Spring Boot properties file provide support for logging patterns. To provide logging patterns, use the following two properties in your application.properties file:

logging.pattern.console= # Appender pattern for output to the console. Supported only with the default Logback setup.
logging.pattern.file= # Appender pattern for output to a file. Supported only with the default Logback setup.

Here is a sample format for your reference:

# Logging pattern for the console
logging.pattern.console=%d{yyyy-MM-dd HH:mm:ss} - %msg%n
logging.pattern.file= "%d{yyyy-MM-dd } [%thread] %-5level %logger{36} - %msg%n"

 

4. Log Output

To log in the file system, we can use following property in our application.properties file:

logging.file= # Log file name (for instance, `app.log`)

 

5. Spring Boot Profiles in Logging

Spring Profiling is a good concept which provides us the flexibility to define properties for the different environment with no code change. Spring Boot provides the same profile mechanism. To use profile specific configuration files, we need to the naming convention of application-{profile}.properties where profile defines the name of the intended profile. Let’s take an example to create two separate logging configurations for Stage and Production environment.

 

5.1 application-stage.properties

logging.level.com.javadevjournal=DEBUG
logging.pattern.console=%d{yyyy-MM-dd HH:mm:ss} - %msg%n

 

5.2 application-production.properties

logging.level.com.javadevjournal=WARN
logging.pattern.console=%d{yyyy-MM-dd HH:mm:ss} - %msg%n

 

6. Log Group

it’s helpful to group related loggers together so it can configure them at the same time.
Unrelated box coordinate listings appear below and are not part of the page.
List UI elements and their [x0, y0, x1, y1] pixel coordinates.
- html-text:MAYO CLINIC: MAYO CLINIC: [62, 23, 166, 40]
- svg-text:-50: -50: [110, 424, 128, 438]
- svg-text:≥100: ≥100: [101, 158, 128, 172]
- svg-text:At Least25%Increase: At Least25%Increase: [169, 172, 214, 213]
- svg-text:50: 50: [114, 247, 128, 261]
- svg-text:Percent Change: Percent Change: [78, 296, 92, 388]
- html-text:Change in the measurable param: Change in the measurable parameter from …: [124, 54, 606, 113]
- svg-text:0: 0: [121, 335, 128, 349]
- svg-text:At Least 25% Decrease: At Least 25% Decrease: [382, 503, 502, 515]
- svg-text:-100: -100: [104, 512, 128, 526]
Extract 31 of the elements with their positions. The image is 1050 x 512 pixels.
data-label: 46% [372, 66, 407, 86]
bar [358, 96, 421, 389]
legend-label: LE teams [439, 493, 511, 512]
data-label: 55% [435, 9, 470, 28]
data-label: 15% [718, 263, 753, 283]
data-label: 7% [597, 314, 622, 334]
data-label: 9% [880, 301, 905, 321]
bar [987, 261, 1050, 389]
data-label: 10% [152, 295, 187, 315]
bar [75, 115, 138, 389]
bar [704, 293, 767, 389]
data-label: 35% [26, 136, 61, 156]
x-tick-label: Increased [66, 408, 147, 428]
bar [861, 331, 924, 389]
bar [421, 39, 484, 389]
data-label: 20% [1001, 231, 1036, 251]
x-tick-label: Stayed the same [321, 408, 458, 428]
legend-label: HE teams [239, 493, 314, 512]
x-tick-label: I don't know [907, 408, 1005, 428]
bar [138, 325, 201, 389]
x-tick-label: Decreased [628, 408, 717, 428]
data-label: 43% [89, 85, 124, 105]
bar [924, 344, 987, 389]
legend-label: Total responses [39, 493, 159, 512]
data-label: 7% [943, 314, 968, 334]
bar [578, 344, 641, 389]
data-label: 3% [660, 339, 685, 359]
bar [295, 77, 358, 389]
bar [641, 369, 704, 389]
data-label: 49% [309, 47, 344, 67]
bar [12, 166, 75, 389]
Let’s take an example where we want to control the logging level for our application. Spring Boot allows you to define logging groups using property file:

logging.group.*= # Log groups to quickly change multiple loggers at the same time

Here is an example to for the reference:

logging.group.javadevjournal=com.javadevjournal.controller, com.javadevjournal.service, com.javadevjournal.util
#We are setting logging level for group using one line.
logging.level.javadevjournal=TRACE

For easy to use, Spring Boot provides following pre-defined groups:

  • web – org.springframework.core.codec, org.springframework.http, org.springframework.web
  • sql – org.springframework.core.codec, org.springframework.http, org.springframework.web

 

Summary

In this post, we saw how to enable Spring Boot logging with application.properties. We learned how to use the application.properties file to configure and customize the logging output for your application. The complete source code for this post is available on GitHub.